Karnemelk.


Timmerman
In zijn Schrijfboek vermeldde timmerman Thijs Jansen Velthoen voor wie hij werkte en hoe hij voor dat werk betaald werd. Hij rekende in geld, maar liet zich ook betalen met boter, eieren, koren enz. Dat werd nauwgezet teruggerekend naar geld.

Jacob Wuijts de Bleeker betaalde de timmerman soms in geld, maar vaker in natura:
1690. ontvangen de somma van 3.0.0 gulden
1691. 4 pont boter, 48 eijeren (9 voor een dubbeltie), 6talf pont boter, 2 sleijden witte [verse] boter
2 loopen kooren het loopen 34 stuijvers soo was de geldinge
1693. voor 6 stuijvers eijeren, 3 pont boter, 3 pont boter, 7 3/4 pont boter
1694. 3 pont boter, 2 pont boter
1695. 2 pont witte boter het pont 5 st 8 p., xx pont boter, het pont 5 stuij 4 penn.
1705. 11 pont boter
1709. 11 pont boter
1710. 8 sestalven
1713. een loopen koorn
1716. 19 zestalven

Karnemelkbleek
Voor het bleekproces was veel karnemelk nodig. In het zuurvat ging 1000 liter en er waren tenminste 2 zuurvaten op een bleekerij. Het linnen moest bijna een week broeien in het zuurvat, dus er was zeker 1000 liter karnemelk per week nodig. Na het zuren werd het linnen op het bleekveld gelegd en voortdurend met water overgoten. Dit proces werd een aantal malen herhaald, tot het linnen wit genoeg was.
In de tijd dat er twee bleekerijen in bedrijf waren was de behoefte aan karnemelk nog veel groter. Hoe kwamen ze aan zoveel melk, terwijl op Texel de meeste boeren zich meer richtten op jongvee en maar 3 of 4 melkkoeien hadden?

De omgeving van de Bleekerij, de waterrijke Mient, was niet geschikt voor het houden van koeien. De melkproductie kon niet op het bleekbedrijf worden gedaan.
Jacob de Bleeker had weide- en hooiland dat na zijn dood verkocht werd, waaronder een koeienweitje dat naar de bleeker van de Nieuwe Bleekerij ging. Die had echter in 1730 maar 2 koeien, net genoeg voor de dagelijkse melkvoorziening, wat er op wijst dat het grootste deel van de melk voor het bleekproces van boeren gekocht werd.
Toch had Jacob de Bleeker een overschot aan boter. Hij had namelijk ook nog een boerderij.

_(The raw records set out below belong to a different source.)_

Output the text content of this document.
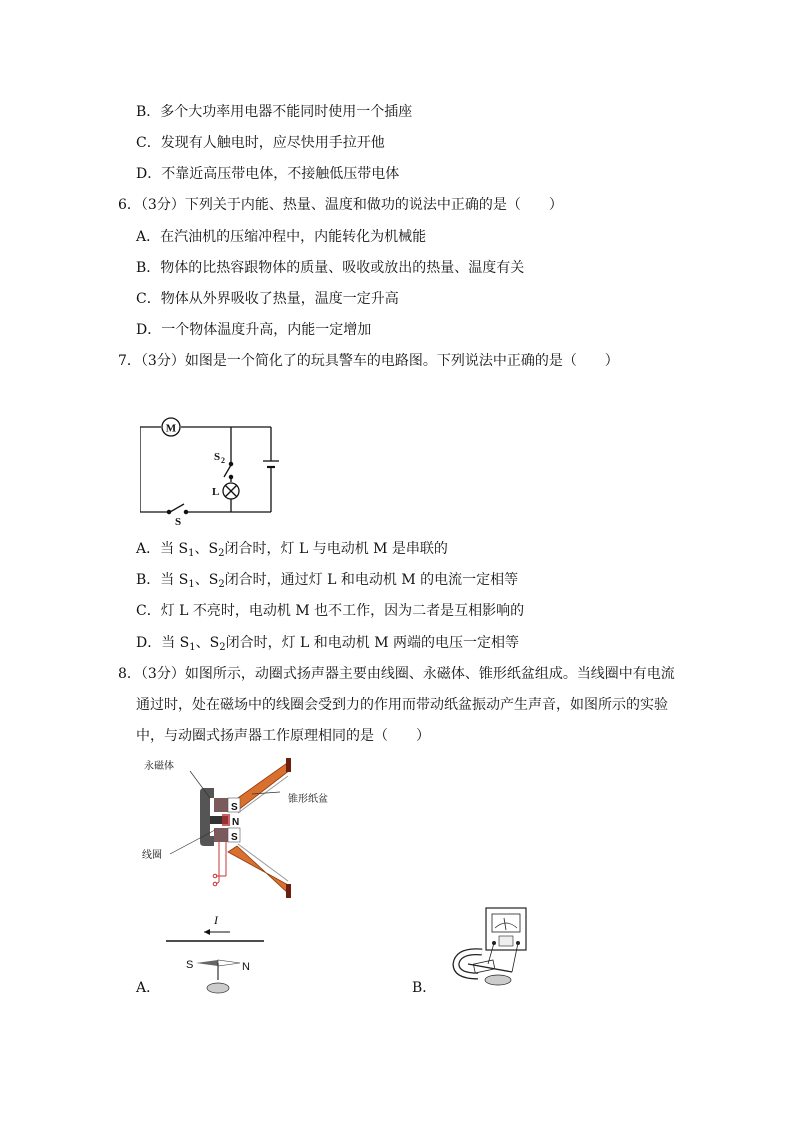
B．多个大功率用电器不能同时使用一个插座
C．发现有人触电时，应尽快用手拉开他
D．不靠近高压带电体，不接触低压带电体
6．（3分）下列关于内能、热量、温度和做功的说法中正确的是（　　）
A．在汽油机的压缩冲程中，内能转化为机械能
B．物体的比热容跟物体的质量、吸收或放出的热量、温度有关
C．物体从外界吸收了热量，温度一定升高
D．一个物体温度升高，内能一定增加
7．（3分）如图是一个简化了的玩具警车的电路图。下列说法中正确的是（　　）
M
S 2
L
S
A．当 $S_1$、$S_2$闭合时，灯 L 与电动机 M 是串联的
B．当 $S_1$、$S_2$闭合时，通过灯 L 和电动机 M 的电流一定相等
C．灯 L 不亮时，电动机 M 也不工作，因为二者是互相影响的
D．当 $S_1$、$S_2$闭合时，灯 L 和电动机 M 两端的电压一定相等
8．（3分）如图所示，动圈式扬声器主要由线圈、永磁体、锥形纸盆组成。当线圈中有电流
通过时，处在磁场中的线圈会受到力的作用而带动纸盆振动产生声音，如图所示的实验
中，与动圈式扬声器工作原理相同的是（　　）
永磁体
锥形纸盆
线圈
S
N
S
I
S	N
A．	B．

Eigen karnemelkproduktiebedrijf
Jacob was ook eigenaar van een boerderij ‘onder de Westen’, zonder twijfel de Worsteltent, waarvan we denken dat die al langer bij de bleekerij hoorde. Dit gebouw had een dubbel hooivak, het was een grote boerderij, met veel geschikt weiland erbij. Er konden 12 koeien in de stal staan. Een koe gaf toen niet meer dan 10 liter melk per dag met een verpercentage van 3%, 1500 liter per jaar, in een goed grasjaar.
Als die allemaal melk gaven was er in de eerste maand van het bleekwerk genoeg aanvoer van zure melk- als er niet genoeg karnemelk was stokte het bleekproces! Later in de zomer moest er melk gekocht worden van andere boeren.
Het is opvallend dat er in de 17e eeuw een groep boerderijen is gebouwd aan de rand van de Mient, behalve de Worsteltent ook Catharinahoeve, Ruimzicht en het Witte Lam, vlak bij elkaar. Ook Ruimzicht heeft een dubbel hooivak.
Aan de Westen was een bedrijf (nu Op Ruimte) dat wellicht ook betrokken was bij de karnemelkproduktie, dat was van Pieter Cornelis Bakker, die men ‘Roomer’ noemde. Die naam krijgt een boer niet als hij een maar paar koetjes melkt.

De oude weg over de Mient, die nu Kwekerijweg heet, loopt regelrecht van de Worsteltent naar de Bleekerij. Het vervoer met paard en wagen was over deze weg geen probleem.